Pero había algo que me seguía molestando. Había algo en la atmósfera del lugar que me hacía sentir incómodo. Había algo en el aire que me hacía sentir fuera de sitio, me hacía sentir como que no pertenecía a ese lugar, a ese momento. Era una sensación extraña, pero mientras más me hacia consciente de ella, más invadía mi mente, mis sentidos y me obligaba a escudriñarla y estudiarla.

Luego, todo empezó a pasar muy rápido. Mi cabeza empezó a dar vueltas alrededor de ese sentimiento de alienación, por la ventana podía ver como una bandada de buitres revoloteaba en círculos cerca de mi ventana y alguien empezó a llamar a la puerta del apartamento con mucha vehemencia.

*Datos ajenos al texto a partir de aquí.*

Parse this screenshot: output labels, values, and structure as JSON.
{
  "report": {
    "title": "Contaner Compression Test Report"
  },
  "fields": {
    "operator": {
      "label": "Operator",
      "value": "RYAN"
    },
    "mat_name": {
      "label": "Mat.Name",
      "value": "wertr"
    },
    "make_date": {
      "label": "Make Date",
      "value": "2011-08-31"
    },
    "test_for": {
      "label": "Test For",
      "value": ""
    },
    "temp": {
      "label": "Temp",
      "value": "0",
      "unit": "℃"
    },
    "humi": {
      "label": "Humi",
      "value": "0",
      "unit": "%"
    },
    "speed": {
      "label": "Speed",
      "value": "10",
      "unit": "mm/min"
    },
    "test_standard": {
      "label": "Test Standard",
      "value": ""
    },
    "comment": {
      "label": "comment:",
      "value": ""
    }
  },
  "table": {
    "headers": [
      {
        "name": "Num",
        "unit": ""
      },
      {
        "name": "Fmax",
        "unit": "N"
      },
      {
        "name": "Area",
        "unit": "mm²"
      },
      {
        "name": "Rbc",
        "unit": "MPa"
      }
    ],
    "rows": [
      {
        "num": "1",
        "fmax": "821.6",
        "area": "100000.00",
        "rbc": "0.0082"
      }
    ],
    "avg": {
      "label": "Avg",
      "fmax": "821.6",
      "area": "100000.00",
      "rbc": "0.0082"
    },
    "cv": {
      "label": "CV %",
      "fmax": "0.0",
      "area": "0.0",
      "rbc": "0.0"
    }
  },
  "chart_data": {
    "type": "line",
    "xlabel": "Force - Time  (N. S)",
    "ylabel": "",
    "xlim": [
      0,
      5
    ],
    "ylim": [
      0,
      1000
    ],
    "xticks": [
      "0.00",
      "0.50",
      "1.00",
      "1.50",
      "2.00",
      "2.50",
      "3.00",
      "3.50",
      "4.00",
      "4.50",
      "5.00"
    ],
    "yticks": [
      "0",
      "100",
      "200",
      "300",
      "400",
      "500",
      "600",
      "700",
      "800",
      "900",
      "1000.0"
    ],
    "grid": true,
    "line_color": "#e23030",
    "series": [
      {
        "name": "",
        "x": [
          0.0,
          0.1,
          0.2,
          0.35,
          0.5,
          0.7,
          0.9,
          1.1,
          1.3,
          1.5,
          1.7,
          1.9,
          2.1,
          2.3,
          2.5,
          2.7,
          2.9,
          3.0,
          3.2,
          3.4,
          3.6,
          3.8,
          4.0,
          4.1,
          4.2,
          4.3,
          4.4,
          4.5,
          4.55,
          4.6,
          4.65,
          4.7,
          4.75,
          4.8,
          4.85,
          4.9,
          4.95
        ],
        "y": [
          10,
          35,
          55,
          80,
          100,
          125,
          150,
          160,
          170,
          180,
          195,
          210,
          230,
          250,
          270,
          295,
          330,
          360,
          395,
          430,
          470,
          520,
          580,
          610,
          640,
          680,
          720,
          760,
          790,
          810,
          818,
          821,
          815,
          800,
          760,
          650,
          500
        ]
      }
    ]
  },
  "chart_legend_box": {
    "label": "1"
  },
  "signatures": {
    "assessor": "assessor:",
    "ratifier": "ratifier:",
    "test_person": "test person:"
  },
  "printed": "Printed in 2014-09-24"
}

Grité diciéndoles que se fueran, estaba demasiado mareado y confundido como para atender a alguien más en ese momento. Sin embargo volvieron a llamar a la puerta, con una energía que me parecía desproporcionada. Volví a gritarles para que se fueran, les grité con fuerza y con desprecio, para que entendieran que debían dejarme en paz.

Hubo un momento de silencio en el que pensé que se habían ido, sin embargo, cuando había bajado las defensas, pude ver cómo la puerta de mi apartamento se caía, tras un golpe muy brusco que hizo que me pusiera de pie de inmediato.

Unos hombres con uniforme de la policía entraron al apartamento, casi corriendo y detrás de ellos mi vecina, mi madre y mi hermano. Pude notar que los tres tenían una expresión de profunda preocupación que me alarmó sobremanera. Caminé hacia ellos, intentando al mismo tiempo hacer que se tranquilizaran y que me explicaran que era todo ese circo que habían montado en mi apartamento. Sin embargo ellos pasaron a mi lado, casi ignorándome, corriendo hacia el centro de la sala.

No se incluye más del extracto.